Joan Didion’s Emotional Blackmail: An Affair of Every Heart

I once knew an eight-year-old named Martha who wrote stories, unexceptional in every way except one: the heroine of each was a nightclub singer, Sandra, whose life was complicated by the constant threat of blackmail. In some stories Sandra was blackmailed by a shadowy Syndicate, in others by her estranged husband (“Mark,” a déclassé Fed); in still others, dating from Martha’s costume period, the pressure was applied by the boys at the Land Office, who alone knew that Sandra, a long time before and in another country (Dodge City), had committed an indiscretion so unspeakable that Martha could only hint at it. All Martha’s plots turned on blackmail; each of her dénouements was a study in blackmail foiled.

When I asked how Martha had hit upon this particular story line, her mother, a young woman of relentlessly laissez-faire principle, pointed out that blackmail was in fact the prevailing motif in all Martha’s favorite bedtime stories, from “Cain’s Hundred” to “Have Gun, Will Travel.”

“Every time the telephone rings,” she added, “Martha expects it to be anonymous.” Although we both smiled, more or less at Martha’s expense, there is a sense in which Martha is right: a sense in which blackmail, that fairly uncommon fact, emerges as a commonplace of life. What Martha watched, after all, were our generation’s miracle plays, the ritual dramas in which our deepest tensions work themselves out in symbolic terms. From Euripides to MCA-Revue, Shakespeare to Desilu, no storyteller has ever told us a tale we did not already know. We could scarcely understand the Medea did we not understand that a woman holds the tacit power of blackmail over the man who takes her, as Jason took Medea, from home. (I betrayed my father for you: almost no one says it, almost everyone has used it.) To read Joseph Conrad is to read about blackmail, part of the heart of all the darkness; Henry James would seem inexplicably tedious had we no feeling for the play of power, the startlingly literal blackmail, which operates among all of his characters, pervades every drawing room, shadows each well-rolled lawn.

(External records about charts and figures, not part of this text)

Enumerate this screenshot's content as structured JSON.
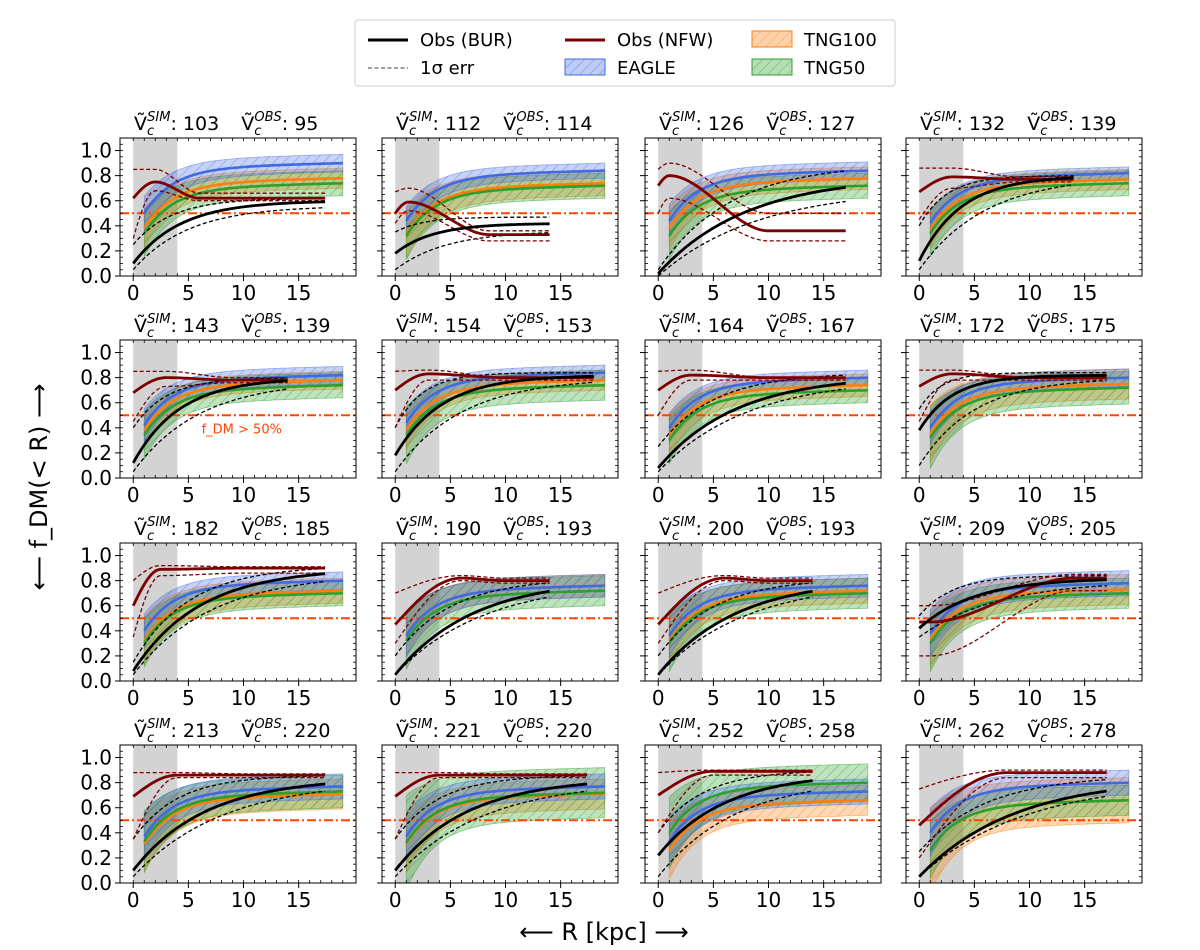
{
  "chart_data": {
    "type": "line",
    "figure": {
      "xlabel": "⟵  R [kpc]  ⟶",
      "ylabel": "⟵  f_DM(< R)  ⟶",
      "xlim": [
        -1.2,
        20.2
      ],
      "ylim": [
        0.0,
        1.1
      ],
      "xticks": [
        0,
        5,
        10,
        15
      ],
      "yticks": [
        0.0,
        0.2,
        0.4,
        0.6,
        0.8,
        1.0
      ],
      "ytick_labels": [
        "0.0",
        "0.2",
        "0.4",
        "0.6",
        "0.8",
        "1.0"
      ],
      "shaded_region_kpc": [
        0,
        4
      ],
      "threshold_line": 0.5,
      "threshold_annotation": "f_DM > 50%",
      "title_labels": {
        "sim": "Ṽc^SIM",
        "obs": "Ṽc^OBS"
      }
    },
    "legend": [
      {
        "key": "obs_bur",
        "label": "Obs (BUR)",
        "style": "line",
        "color": "#000000"
      },
      {
        "key": "obs_nfw",
        "label": "Obs (NFW)",
        "style": "line",
        "color": "#7b0000"
      },
      {
        "key": "tng100",
        "label": "TNG100",
        "style": "band",
        "color": "#ff7f0e"
      },
      {
        "key": "err",
        "label": "1σ err",
        "style": "dashed",
        "color": "#666666"
      },
      {
        "key": "eagle",
        "label": "EAGLE",
        "style": "band",
        "color": "#4169e1"
      },
      {
        "key": "tng50",
        "label": "TNG50",
        "style": "band",
        "color": "#2ca02c"
      }
    ],
    "colors": {
      "eagle": "#4169e1",
      "tng100": "#ff7f0e",
      "tng50": "#2ca02c",
      "obs_bur": "#000000",
      "obs_nfw": "#7b0000",
      "threshold": "#ff4500",
      "shade": "#d3d3d3"
    },
    "panels": [
      {
        "vsim": ": 103",
        "vobs": ": 95",
        "xmax": 17.5,
        "bur": [
          0.1,
          0.1,
          0.6,
          4.3
        ],
        "nfw": [
          0.62,
          0.05,
          0.75,
          2.0,
          0.62,
          6.0
        ],
        "bur_err": [
          [
            0.05,
            0.05,
            0.56,
            5.0
          ],
          [
            0.25,
            0.3,
            0.62,
            3.5
          ]
        ],
        "nfw_err": [
          [
            0.3,
            0.05,
            0.68,
            2.0,
            0.6,
            6.0
          ],
          [
            0.85,
            0.05,
            0.85,
            2.0,
            0.66,
            6.0
          ]
        ],
        "eagle": [
          0.9,
          0.07
        ],
        "tng100": [
          0.78,
          0.08
        ],
        "tng50": [
          0.74,
          0.1
        ]
      },
      {
        "vsim": ": 112",
        "vobs": ": 114",
        "xmax": 14.0,
        "bur": [
          0.18,
          0.18,
          0.42,
          3.4
        ],
        "nfw": [
          0.5,
          0.1,
          0.59,
          1.2,
          0.33,
          8.5
        ],
        "bur_err": [
          [
            0.05,
            0.05,
            0.36,
            4.6
          ],
          [
            0.35,
            0.35,
            0.47,
            2.5
          ]
        ],
        "nfw_err": [
          [
            0.42,
            0.1,
            0.52,
            1.2,
            0.28,
            8.5
          ],
          [
            0.67,
            0.1,
            0.7,
            1.2,
            0.36,
            8.5
          ]
        ],
        "eagle": [
          0.84,
          0.06
        ],
        "tng100": [
          0.74,
          0.1
        ],
        "tng50": [
          0.72,
          0.1
        ]
      },
      {
        "vsim": ": 126",
        "vobs": ": 127",
        "xmax": 17.0,
        "bur": [
          0.02,
          0.02,
          0.8,
          8.0
        ],
        "nfw": [
          0.72,
          0.05,
          0.8,
          1.0,
          0.36,
          10.0
        ],
        "bur_err": [
          [
            0.0,
            0.0,
            0.7,
            9.0
          ],
          [
            0.05,
            0.05,
            0.9,
            6.5
          ]
        ],
        "nfw_err": [
          [
            0.5,
            0.05,
            0.62,
            1.0,
            0.28,
            10.0
          ],
          [
            0.85,
            0.05,
            0.9,
            1.0,
            0.5,
            10.0
          ]
        ],
        "eagle": [
          0.84,
          0.07
        ],
        "tng100": [
          0.78,
          0.09
        ],
        "tng50": [
          0.72,
          0.1
        ]
      },
      {
        "vsim": ": 132",
        "vobs": ": 139",
        "xmax": 14.0,
        "bur": [
          0.12,
          0.12,
          0.8,
          3.8
        ],
        "nfw": [
          0.67,
          0.05,
          0.79,
          3.0,
          0.77,
          9.0
        ],
        "bur_err": [
          [
            0.05,
            0.05,
            0.8,
            6.0
          ],
          [
            0.4,
            0.4,
            0.8,
            2.5
          ]
        ],
        "nfw_err": [
          [
            0.45,
            0.05,
            0.7,
            3.0,
            0.75,
            9.0
          ],
          [
            0.86,
            0.05,
            0.86,
            3.0,
            0.79,
            9.0
          ]
        ],
        "eagle": [
          0.82,
          0.05
        ],
        "tng100": [
          0.77,
          0.08
        ],
        "tng50": [
          0.74,
          0.1
        ]
      },
      {
        "vsim": ": 143",
        "vobs": ": 139",
        "xmax": 14.0,
        "bur": [
          0.12,
          0.12,
          0.8,
          4.2
        ],
        "nfw": [
          0.68,
          0.05,
          0.8,
          3.0,
          0.78,
          9.0
        ],
        "bur_err": [
          [
            0.05,
            0.05,
            0.78,
            6.0
          ],
          [
            0.4,
            0.4,
            0.8,
            3.0
          ]
        ],
        "nfw_err": [
          [
            0.45,
            0.05,
            0.73,
            3.0,
            0.76,
            9.0
          ],
          [
            0.85,
            0.05,
            0.85,
            3.0,
            0.8,
            9.0
          ]
        ],
        "eagle": [
          0.82,
          0.07
        ],
        "tng100": [
          0.78,
          0.07
        ],
        "tng50": [
          0.74,
          0.1
        ],
        "annotate": true
      },
      {
        "vsim": ": 154",
        "vobs": ": 153",
        "xmax": 18.0,
        "bur": [
          0.18,
          0.18,
          0.82,
          4.2
        ],
        "nfw": [
          0.7,
          0.05,
          0.83,
          3.0,
          0.8,
          10.0
        ],
        "bur_err": [
          [
            0.05,
            0.05,
            0.8,
            6.0
          ],
          [
            0.4,
            0.4,
            0.84,
            2.5
          ]
        ],
        "nfw_err": [
          [
            0.4,
            0.05,
            0.78,
            3.0,
            0.78,
            10.0
          ],
          [
            0.85,
            0.05,
            0.86,
            3.0,
            0.8,
            10.0
          ]
        ],
        "eagle": [
          0.84,
          0.06
        ],
        "tng100": [
          0.78,
          0.08
        ],
        "tng50": [
          0.74,
          0.12
        ]
      },
      {
        "vsim": ": 164",
        "vobs": ": 167",
        "xmax": 17.0,
        "bur": [
          0.08,
          0.08,
          0.82,
          7.0
        ],
        "nfw": [
          0.7,
          0.05,
          0.82,
          3.0,
          0.8,
          10.0
        ],
        "bur_err": [
          [
            0.05,
            0.05,
            0.8,
            8.0
          ],
          [
            0.25,
            0.25,
            0.84,
            5.0
          ]
        ],
        "nfw_err": [
          [
            0.5,
            0.05,
            0.78,
            3.0,
            0.78,
            10.0
          ],
          [
            0.85,
            0.05,
            0.86,
            3.0,
            0.8,
            10.0
          ]
        ],
        "eagle": [
          0.8,
          0.06
        ],
        "tng100": [
          0.74,
          0.09
        ],
        "tng50": [
          0.7,
          0.1
        ]
      },
      {
        "vsim": ": 172",
        "vobs": ": 175",
        "xmax": 17.0,
        "bur": [
          0.38,
          0.38,
          0.82,
          3.0
        ],
        "nfw": [
          0.73,
          0.05,
          0.83,
          3.0,
          0.8,
          10.0
        ],
        "bur_err": [
          [
            0.1,
            0.1,
            0.8,
            5.0
          ],
          [
            0.55,
            0.55,
            0.84,
            2.0
          ]
        ],
        "nfw_err": [
          [
            0.45,
            0.05,
            0.78,
            3.0,
            0.78,
            10.0
          ],
          [
            0.86,
            0.05,
            0.86,
            3.0,
            0.8,
            10.0
          ]
        ],
        "eagle": [
          0.8,
          0.07
        ],
        "tng100": [
          0.75,
          0.12
        ],
        "tng50": [
          0.72,
          0.13
        ]
      },
      {
        "vsim": ": 182",
        "vobs": ": 185",
        "xmax": 17.5,
        "bur": [
          0.08,
          0.08,
          0.9,
          6.0
        ],
        "nfw": [
          0.6,
          0.05,
          0.89,
          2.5,
          0.9,
          10.0
        ],
        "bur_err": [
          [
            0.05,
            0.05,
            0.86,
            7.0
          ],
          [
            0.15,
            0.15,
            0.92,
            5.0
          ]
        ],
        "nfw_err": [
          [
            0.35,
            0.05,
            0.84,
            2.5,
            0.86,
            10.0
          ],
          [
            0.8,
            0.05,
            0.92,
            2.5,
            0.91,
            10.0
          ]
        ],
        "eagle": [
          0.8,
          0.07
        ],
        "tng100": [
          0.72,
          0.1
        ],
        "tng50": [
          0.7,
          0.1
        ]
      },
      {
        "vsim": ": 190",
        "vobs": ": 193",
        "xmax": 14.0,
        "bur": [
          0.05,
          0.05,
          0.82,
          7.0
        ],
        "nfw": [
          0.45,
          0.05,
          0.82,
          6.0,
          0.8,
          10.0
        ],
        "bur_err": [
          [
            0.05,
            0.05,
            0.8,
            8.0
          ],
          [
            0.2,
            0.2,
            0.82,
            5.0
          ]
        ],
        "nfw_err": [
          [
            0.3,
            0.05,
            0.8,
            6.0,
            0.78,
            10.0
          ],
          [
            0.7,
            0.05,
            0.84,
            6.0,
            0.82,
            10.0
          ]
        ],
        "eagle": [
          0.76,
          0.09
        ],
        "tng100": [
          0.76,
          0.09
        ],
        "tng50": [
          0.72,
          0.12
        ]
      },
      {
        "vsim": ": 200",
        "vobs": ": 193",
        "xmax": 14.0,
        "bur": [
          0.05,
          0.05,
          0.82,
          7.0
        ],
        "nfw": [
          0.45,
          0.05,
          0.82,
          6.0,
          0.8,
          10.0
        ],
        "bur_err": [
          [
            0.05,
            0.05,
            0.8,
            8.0
          ],
          [
            0.2,
            0.2,
            0.82,
            5.0
          ]
        ],
        "nfw_err": [
          [
            0.3,
            0.05,
            0.8,
            6.0,
            0.78,
            10.0
          ],
          [
            0.7,
            0.05,
            0.84,
            6.0,
            0.82,
            10.0
          ]
        ],
        "eagle": [
          0.76,
          0.09
        ],
        "tng100": [
          0.72,
          0.1
        ],
        "tng50": [
          0.7,
          0.12
        ]
      },
      {
        "vsim": ": 209",
        "vobs": ": 205",
        "xmax": 17.0,
        "bur": [
          0.42,
          0.42,
          0.82,
          5.0
        ],
        "nfw": [
          0.47,
          0.05,
          0.47,
          1.0,
          0.82,
          14.0
        ],
        "bur_err": [
          [
            0.35,
            0.35,
            0.8,
            7.0
          ],
          [
            0.52,
            0.52,
            0.84,
            3.0
          ]
        ],
        "nfw_err": [
          [
            0.2,
            0.05,
            0.2,
            1.0,
            0.72,
            14.0
          ],
          [
            0.6,
            0.05,
            0.6,
            1.0,
            0.85,
            14.0
          ]
        ],
        "eagle": [
          0.78,
          0.1
        ],
        "tng100": [
          0.73,
          0.12
        ],
        "tng50": [
          0.7,
          0.12
        ]
      },
      {
        "vsim": ": 213",
        "vobs": ": 220",
        "xmax": 17.5,
        "bur": [
          0.1,
          0.1,
          0.84,
          6.5
        ],
        "nfw": [
          0.69,
          0.05,
          0.86,
          4.0,
          0.86,
          10.0
        ],
        "bur_err": [
          [
            0.05,
            0.05,
            0.82,
            8.0
          ],
          [
            0.35,
            0.35,
            0.86,
            4.0
          ]
        ],
        "nfw_err": [
          [
            0.35,
            0.05,
            0.84,
            4.0,
            0.84,
            10.0
          ],
          [
            0.88,
            0.05,
            0.88,
            4.0,
            0.87,
            10.0
          ]
        ],
        "eagle": [
          0.77,
          0.1
        ],
        "tng100": [
          0.71,
          0.12
        ],
        "tng50": [
          0.73,
          0.13
        ]
      },
      {
        "vsim": ": 221",
        "vobs": ": 220",
        "xmax": 17.5,
        "bur": [
          0.1,
          0.1,
          0.84,
          6.5
        ],
        "nfw": [
          0.69,
          0.05,
          0.86,
          4.0,
          0.86,
          10.0
        ],
        "bur_err": [
          [
            0.05,
            0.05,
            0.82,
            8.0
          ],
          [
            0.35,
            0.35,
            0.86,
            4.0
          ]
        ],
        "nfw_err": [
          [
            0.35,
            0.05,
            0.84,
            4.0,
            0.84,
            10.0
          ],
          [
            0.88,
            0.05,
            0.88,
            4.0,
            0.87,
            10.0
          ]
        ],
        "eagle": [
          0.77,
          0.1
        ],
        "tng100": [
          0.71,
          0.12
        ],
        "tng50": [
          0.72,
          0.2
        ]
      },
      {
        "vsim": ": 252",
        "vobs": ": 258",
        "xmax": 14.0,
        "bur": [
          0.22,
          0.22,
          0.88,
          6.0
        ],
        "nfw": [
          0.7,
          0.05,
          0.89,
          5.0,
          0.89,
          10.0
        ],
        "bur_err": [
          [
            0.05,
            0.05,
            0.84,
            7.0
          ],
          [
            0.4,
            0.4,
            0.9,
            4.0
          ]
        ],
        "nfw_err": [
          [
            0.4,
            0.05,
            0.86,
            5.0,
            0.86,
            10.0
          ],
          [
            0.88,
            0.05,
            0.9,
            5.0,
            0.9,
            10.0
          ]
        ],
        "eagle": [
          0.73,
          0.1
        ],
        "tng100": [
          0.66,
          0.12
        ],
        "tng50": [
          0.8,
          0.15
        ]
      },
      {
        "vsim": ": 262",
        "vobs": ": 278",
        "xmax": 17.0,
        "bur": [
          0.05,
          0.05,
          0.84,
          8.5
        ],
        "nfw": [
          0.46,
          0.05,
          0.88,
          8.0,
          0.88,
          10.0
        ],
        "bur_err": [
          [
            0.05,
            0.05,
            0.82,
            9.5
          ],
          [
            0.25,
            0.25,
            0.86,
            6.0
          ]
        ],
        "nfw_err": [
          [
            0.2,
            0.05,
            0.84,
            8.0,
            0.84,
            10.0
          ],
          [
            0.75,
            0.05,
            0.9,
            8.0,
            0.9,
            10.0
          ]
        ],
        "eagle": [
          0.8,
          0.1
        ],
        "tng100": [
          0.66,
          0.18
        ],
        "tng50": [
          0.66,
          0.12
        ]
      }
    ]
  }
}
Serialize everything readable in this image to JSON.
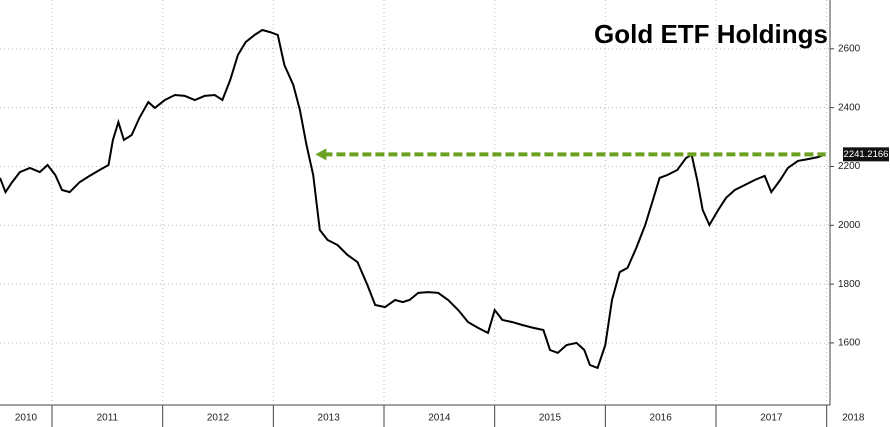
{
  "chart_data": {
    "type": "line",
    "title": "Gold ETF Holdings",
    "series": [
      {
        "name": "Gold ETF Holdings",
        "color": "#000000",
        "x": [
          2010.53,
          2010.58,
          2010.64,
          2010.71,
          2010.8,
          2010.89,
          2010.96,
          2011.03,
          2011.09,
          2011.16,
          2011.25,
          2011.34,
          2011.43,
          2011.51,
          2011.55,
          2011.6,
          2011.65,
          2011.72,
          2011.79,
          2011.87,
          2011.93,
          2012.02,
          2012.11,
          2012.2,
          2012.29,
          2012.38,
          2012.47,
          2012.54,
          2012.61,
          2012.68,
          2012.75,
          2012.83,
          2012.9,
          2012.97,
          2013.04,
          2013.1,
          2013.18,
          2013.24,
          2013.3,
          2013.36,
          2013.42,
          2013.49,
          2013.58,
          2013.67,
          2013.76,
          2013.85,
          2013.92,
          2014.01,
          2014.1,
          2014.17,
          2014.23,
          2014.31,
          2014.4,
          2014.49,
          2014.58,
          2014.67,
          2014.76,
          2014.85,
          2014.94,
          2015.0,
          2015.07,
          2015.16,
          2015.25,
          2015.35,
          2015.44,
          2015.5,
          2015.57,
          2015.65,
          2015.74,
          2015.81,
          2015.86,
          2015.93,
          2016.0,
          2016.06,
          2016.13,
          2016.2,
          2016.28,
          2016.36,
          2016.43,
          2016.49,
          2016.56,
          2016.65,
          2016.73,
          2016.78,
          2016.83,
          2016.88,
          2016.94,
          2017.02,
          2017.09,
          2017.17,
          2017.26,
          2017.35,
          2017.44,
          2017.5,
          2017.58,
          2017.65,
          2017.74,
          2017.83,
          2017.92,
          2017.99
        ],
        "values": [
          2161,
          2113,
          2147,
          2181,
          2195,
          2181,
          2205,
          2171,
          2120,
          2113,
          2147,
          2168,
          2188,
          2205,
          2290,
          2351,
          2290,
          2307,
          2365,
          2419,
          2399,
          2426,
          2443,
          2440,
          2426,
          2440,
          2443,
          2426,
          2494,
          2579,
          2623,
          2647,
          2664,
          2657,
          2647,
          2545,
          2477,
          2392,
          2273,
          2171,
          1984,
          1950,
          1933,
          1899,
          1875,
          1797,
          1729,
          1722,
          1746,
          1739,
          1746,
          1770,
          1773,
          1770,
          1746,
          1712,
          1671,
          1651,
          1634,
          1712,
          1678,
          1671,
          1661,
          1651,
          1644,
          1576,
          1566,
          1593,
          1600,
          1576,
          1525,
          1515,
          1593,
          1746,
          1841,
          1855,
          1923,
          2001,
          2086,
          2161,
          2171,
          2188,
          2229,
          2239,
          2154,
          2052,
          2001,
          2052,
          2093,
          2120,
          2137,
          2154,
          2168,
          2113,
          2154,
          2195,
          2219,
          2225,
          2232,
          2241.2166
        ]
      }
    ],
    "arrow_x_start": 2013.38,
    "arrow_color": "#6aa121",
    "xlim": [
      2010.53,
      2018.03
    ],
    "xticks": [
      2010,
      2011,
      2012,
      2013,
      2014,
      2015,
      2016,
      2017,
      2018
    ],
    "ylim": [
      1389,
      2766
    ],
    "yticks": [
      1600,
      1800,
      2000,
      2200,
      2400,
      2600
    ],
    "grid": true
  }
}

We have all, in brief, known blackmail. Forget the symbolic trappings, the anonymous telephone calls, the clumsily printed scare notes; forget what the boys at the Land Office know or do not know. What is blackmail, after all, but what lawyers sometimes call it: “the demanding of money or other advantage on the threat of exposure of information, true or false, about the victim.”